In an unprecedented decision, the Brooklyn Appellate Court panel unanimously ruled to throw out a prenuptial agreement between a multimillionaire and his wife on the grounds that the agreement was fraudulently induced. This move shocked even the most seasoned Brooklyn matrimonial lawyers.
Prenuptial agreements are cynically described as “weapons” that a spouse may use in a contested divorce proceeding. In short, a prenuptial agreement, or prenup, is a written contract created prior to marriage. The prenup generally outlines all of the property each person owns and specifies what each person's property rights will be in the event the marriage is dissolved.
The 1998 marriage between Elizabeth and Peter Petrakis appeared to be a fairytale. Peter Petrakis earned his money in smoke shops and real estate to the tune of $20 million.
After a few years of marriage, the couple called it quits. There was a hurdle in the contested divorce: Elizabeth Petrakis signed a prenup stating that in the event of a divorce, Peter Petrakis would keep everything that is in name.
For years, Elizabeth Petrakis asserted that she was coerced into signing the prenup stating that her soon-to-be husband threatened to call off the wedding if she did not sign.
“He told me he would rip it up as soon as we had kids,” Elizabeth told the New York Post. Three children later, the prenup was still intact.

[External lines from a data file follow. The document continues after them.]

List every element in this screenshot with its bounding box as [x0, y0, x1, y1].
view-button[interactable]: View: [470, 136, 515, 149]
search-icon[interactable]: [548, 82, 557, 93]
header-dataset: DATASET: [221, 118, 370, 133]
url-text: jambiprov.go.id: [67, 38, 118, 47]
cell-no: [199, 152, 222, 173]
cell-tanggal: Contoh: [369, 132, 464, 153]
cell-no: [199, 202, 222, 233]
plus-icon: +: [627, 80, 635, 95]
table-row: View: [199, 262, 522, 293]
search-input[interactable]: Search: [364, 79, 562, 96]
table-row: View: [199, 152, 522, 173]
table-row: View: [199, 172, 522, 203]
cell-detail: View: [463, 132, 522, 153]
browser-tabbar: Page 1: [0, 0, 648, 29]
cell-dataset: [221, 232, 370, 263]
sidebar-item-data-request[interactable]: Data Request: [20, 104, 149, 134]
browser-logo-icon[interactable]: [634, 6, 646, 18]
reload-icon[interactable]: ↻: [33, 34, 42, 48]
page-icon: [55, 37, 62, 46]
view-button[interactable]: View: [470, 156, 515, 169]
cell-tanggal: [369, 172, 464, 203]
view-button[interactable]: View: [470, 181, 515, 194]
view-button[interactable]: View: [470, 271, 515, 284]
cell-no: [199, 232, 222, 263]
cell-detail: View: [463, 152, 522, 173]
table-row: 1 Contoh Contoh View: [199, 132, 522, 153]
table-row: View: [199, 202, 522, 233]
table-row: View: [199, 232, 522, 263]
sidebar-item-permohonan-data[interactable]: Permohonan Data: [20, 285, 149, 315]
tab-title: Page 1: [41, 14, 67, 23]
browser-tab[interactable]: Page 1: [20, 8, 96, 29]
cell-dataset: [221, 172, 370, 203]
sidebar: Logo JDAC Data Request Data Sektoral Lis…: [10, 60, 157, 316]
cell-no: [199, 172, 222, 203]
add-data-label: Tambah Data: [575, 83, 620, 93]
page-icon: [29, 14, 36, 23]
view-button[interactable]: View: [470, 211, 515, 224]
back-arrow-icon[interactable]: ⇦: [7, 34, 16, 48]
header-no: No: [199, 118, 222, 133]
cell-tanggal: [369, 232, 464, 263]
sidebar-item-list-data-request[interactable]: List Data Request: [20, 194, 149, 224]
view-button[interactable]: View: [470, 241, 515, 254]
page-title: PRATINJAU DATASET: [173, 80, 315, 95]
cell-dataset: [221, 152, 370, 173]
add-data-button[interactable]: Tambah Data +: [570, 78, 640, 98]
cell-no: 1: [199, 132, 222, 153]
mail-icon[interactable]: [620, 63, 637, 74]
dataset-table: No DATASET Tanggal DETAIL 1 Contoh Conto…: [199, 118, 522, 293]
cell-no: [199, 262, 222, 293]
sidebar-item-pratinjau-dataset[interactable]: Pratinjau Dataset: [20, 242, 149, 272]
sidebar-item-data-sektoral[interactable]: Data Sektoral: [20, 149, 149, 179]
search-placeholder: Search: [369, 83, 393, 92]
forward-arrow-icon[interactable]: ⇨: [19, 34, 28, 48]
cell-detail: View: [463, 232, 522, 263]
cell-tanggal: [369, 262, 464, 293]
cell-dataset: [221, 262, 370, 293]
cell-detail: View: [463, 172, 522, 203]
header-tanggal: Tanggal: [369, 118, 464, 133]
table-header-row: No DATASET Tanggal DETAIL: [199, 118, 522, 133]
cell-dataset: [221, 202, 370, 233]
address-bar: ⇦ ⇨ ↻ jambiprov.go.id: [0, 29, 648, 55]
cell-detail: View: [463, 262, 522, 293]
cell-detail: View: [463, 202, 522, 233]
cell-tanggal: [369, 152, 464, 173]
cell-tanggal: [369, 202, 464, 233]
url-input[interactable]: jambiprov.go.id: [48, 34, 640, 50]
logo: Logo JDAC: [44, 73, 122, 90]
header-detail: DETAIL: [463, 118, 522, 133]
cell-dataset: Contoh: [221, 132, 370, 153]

The court, siding with Elizabeth’s contention that she was coerced into signing the prenup, found Peter Petrakis’ “credibility to be suspect,” and thus invalidated the prenup.
“I’m utterly surprised. I’m actually quite shocked,” Brooklyn attorney Peter C. Lomtevas said of the ruling. For many matrimonial attorneys, it is rare that they face an invalidated prenup.
“Prenups aren’t vacated all that often,” said attorney Louis Sternberg. “This is a very new approach. Prenups are supposed to be hard to overturn.”
But not all attorneys are convinced that the ruling was unpredictable or that shocking. “There are very fact specific reasons why a prenuptial agreement would be overturned,” advised attorney Steven D. Cohn. “One factor being if the agreement was signed as a result of force or duress.”
Divorce attorney Jennifer Garcia agreed. “What [Ms. Petrakis] argued is that there was some kind of undue influence,” Garcia elucidated. “She signed the prenup four days before the wedding. That is too close to the date of the marriage, and that is why the prenup was thrown out.”
New law or not, it is clear that attorneys will be altering their strategy when advising couples pre-marriage. “If we see this sort of thing continuing then attorneys will certainly start putting extra precautions into prenuptial agreements,” said Alexander Yakov Tsiring, Esq.
Lomtevas gave a word of caution to attorneys and their clients: “If a prenup no longer protects you, what do you do with your money?”